Finalement, après 99km de vélo dans les pattes, je me pose avant le lieu indiqué, en suivant une piste bordée de champs. Parfait, sur l’un deux il y a un arbre que je peux facilement atteindre en vélo, et qui me cachera un peu des rares automobilistes qui empruntent la piste.

Je plante ma tente et fais la cuisine en vitesse, alors que la nuit s’installe.


Mon campement au petit matin le lendemain


Mais soudain, vers 21h, alors que je viens de rentrer dans ma tente, une voiture traverse le champ et s’arrête devant mon campement. Un père et ses deux enfants en sortent. La jeune fille utilise son téléphone pour me traduire les paroles de son père, qui veut me signaler de manière assez vindicative que je devrais pas camper là, c’est dangereux, il y a des ours, sangliers et chiens méchants qui se baladent dans les parages...

Je leur fait comprendre qu’il est trop tard pour défaire mon campement, et que je prends le risque. Ils s’en vont, le père me lançant un dernier regard désaprobateur, en me prenant sûrement pour une folle...


 

19 Septembre, jour 16 - de Sarkisla à Sivas


Suite à l’avertissement sur la faune locale, je passe une nuit très agitée. Je ne peux pas m’empêcher d’imaginer un ours ou un sanglier éventrer mes sacoches pour y chercher de la nourriture...

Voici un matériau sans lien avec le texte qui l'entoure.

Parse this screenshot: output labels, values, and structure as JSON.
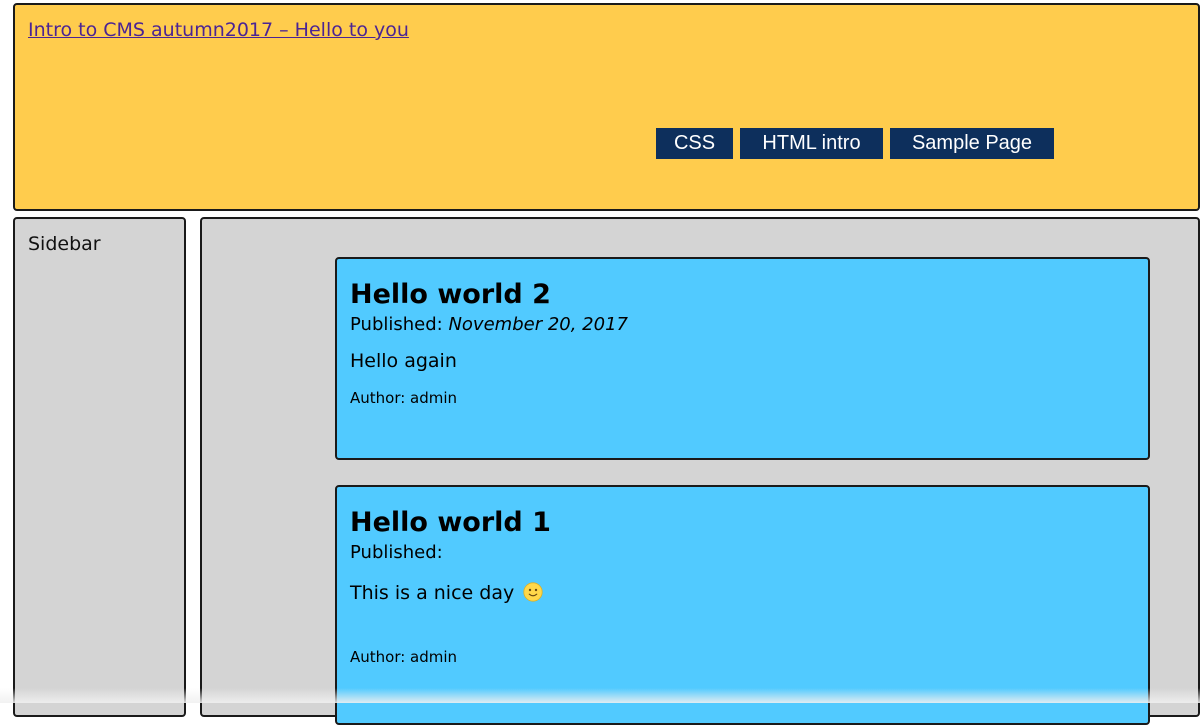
{
  "header": {
    "site_title": "Intro to CMS autumn2017 – Hello to you",
    "nav": [
      "CSS",
      "HTML intro",
      "Sample Page"
    ]
  },
  "sidebar": {
    "title": "Sidebar"
  },
  "posts": [
    {
      "title": "Hello world 2",
      "published_label": "Published: ",
      "published_date": "November 20, 2017",
      "body": "Hello again",
      "author": "Author: admin"
    },
    {
      "title": "Hello world 1",
      "published_label": "Published: ",
      "published_date": "",
      "body": "This is a nice day",
      "body_icon": "slightly-smiling-face-icon",
      "author": "Author: admin"
    }
  ],
  "colors": {
    "header_bg": "#ffcc4d",
    "nav_bg": "#0d2f5c",
    "panel_bg": "#d4d4d4",
    "post_bg": "#51caff",
    "link": "#4b2494"
  }
}
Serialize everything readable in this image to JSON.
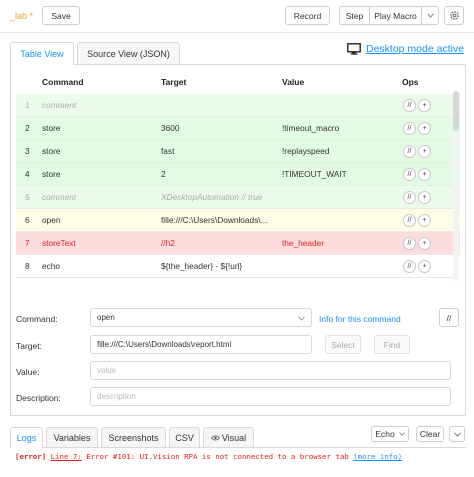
{
  "toolbar": {
    "macro_name": "_lab *",
    "save_label": "Save",
    "record_label": "Record",
    "step_label": "Step",
    "play_label": "Play Macro",
    "gear_icon": "gear-icon",
    "chevron_icon": "chevron-down-icon"
  },
  "view_tabs": {
    "table": "Table View",
    "source": "Source View (JSON)",
    "active": "Table View"
  },
  "desktop_mode": {
    "label": "Desktop mode active",
    "icon": "monitor-icon"
  },
  "table": {
    "headers": [
      "",
      "Command",
      "Target",
      "Value",
      "Ops"
    ],
    "rows": [
      {
        "num": "1",
        "command": "comment",
        "target": "",
        "value": "",
        "style": "comment"
      },
      {
        "num": "2",
        "command": "store",
        "target": "3600",
        "value": "!timeout_macro",
        "style": "ok"
      },
      {
        "num": "3",
        "command": "store",
        "target": "fast",
        "value": "!replayspeed",
        "style": "ok"
      },
      {
        "num": "4",
        "command": "store",
        "target": "2",
        "value": "!TIMEOUT_WAIT",
        "style": "ok"
      },
      {
        "num": "5",
        "command": "comment",
        "target": "XDesktopAutomation // true",
        "value": "",
        "style": "comment"
      },
      {
        "num": "6",
        "command": "open",
        "target": "fille:///C:\\Users\\Downloads\\...",
        "value": "",
        "style": "current"
      },
      {
        "num": "7",
        "command": "storeText",
        "target": "//h2",
        "value": "the_header",
        "style": "error"
      },
      {
        "num": "8",
        "command": "echo",
        "target": "${the_header} - ${!url}",
        "value": "",
        "style": "plain"
      }
    ],
    "ops_labels": [
      "//",
      "+"
    ]
  },
  "editor": {
    "command_label": "Command:",
    "command_value": "open",
    "info_link": "Info for this command",
    "comment_toggle": "//",
    "target_label": "Target:",
    "target_value": "fille:///C:\\Users\\Downloads\\report.html",
    "select_label": "Select",
    "find_label": "Find",
    "value_label": "Value:",
    "value_placeholder": "value",
    "description_label": "Description:",
    "description_placeholder": "description"
  },
  "bottom_tabs": {
    "logs": "Logs",
    "variables": "Variables",
    "screenshots": "Screenshots",
    "csv": "CSV",
    "visual": "Visual",
    "active": "Logs"
  },
  "log_controls": {
    "echo": "Echo",
    "clear": "Clear"
  },
  "log": {
    "tag": "[error]",
    "line_link": "Line 7:",
    "message": "Error #101: UI.Vision RPA is not connected to a browser tab",
    "more_info": "(more info)"
  },
  "colors": {
    "accent": "#1890ff",
    "row_ok": "#e3fbe3",
    "row_comment": "#eafbe9",
    "row_current": "#fffde6",
    "row_error": "#fcdcdc",
    "error_text": "#e51f1f",
    "macro_name": "#e8a33a"
  }
}
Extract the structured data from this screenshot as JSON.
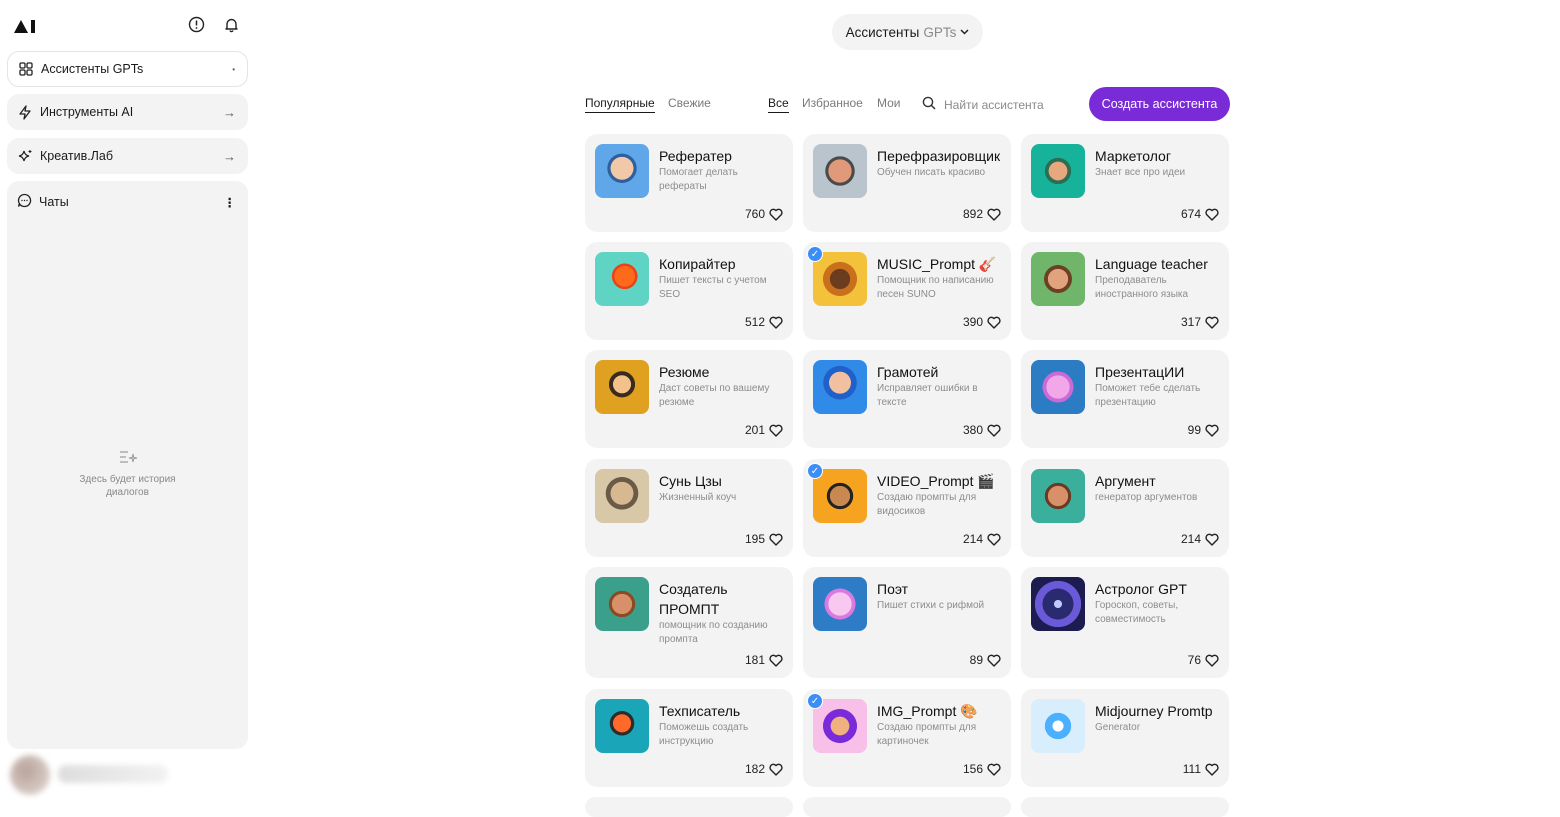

La peur au ventre, je confonds bêtement le bruit du vent sur ma tente avec le lechement de babines d’un animal. Mais au petit matin, en sortant de la tente, rien n’a bougé. La famille d’hier soir, en voulant essayer de me proteger, n’a fait finalement que troubler mon sommeil.


Bref, vivement Sivas, l’hôtel et le jour du repos pour me remettre de ces émotions !


Mon itinéraire de la matinée me reprendre la grande route pendant une quinzaine de km avant de bifurquer sur une route secondaire qui devrait me mener jusqu’à Sivas.

Je m’arrête au niveau du village qui marque la bifurcation, Hanli.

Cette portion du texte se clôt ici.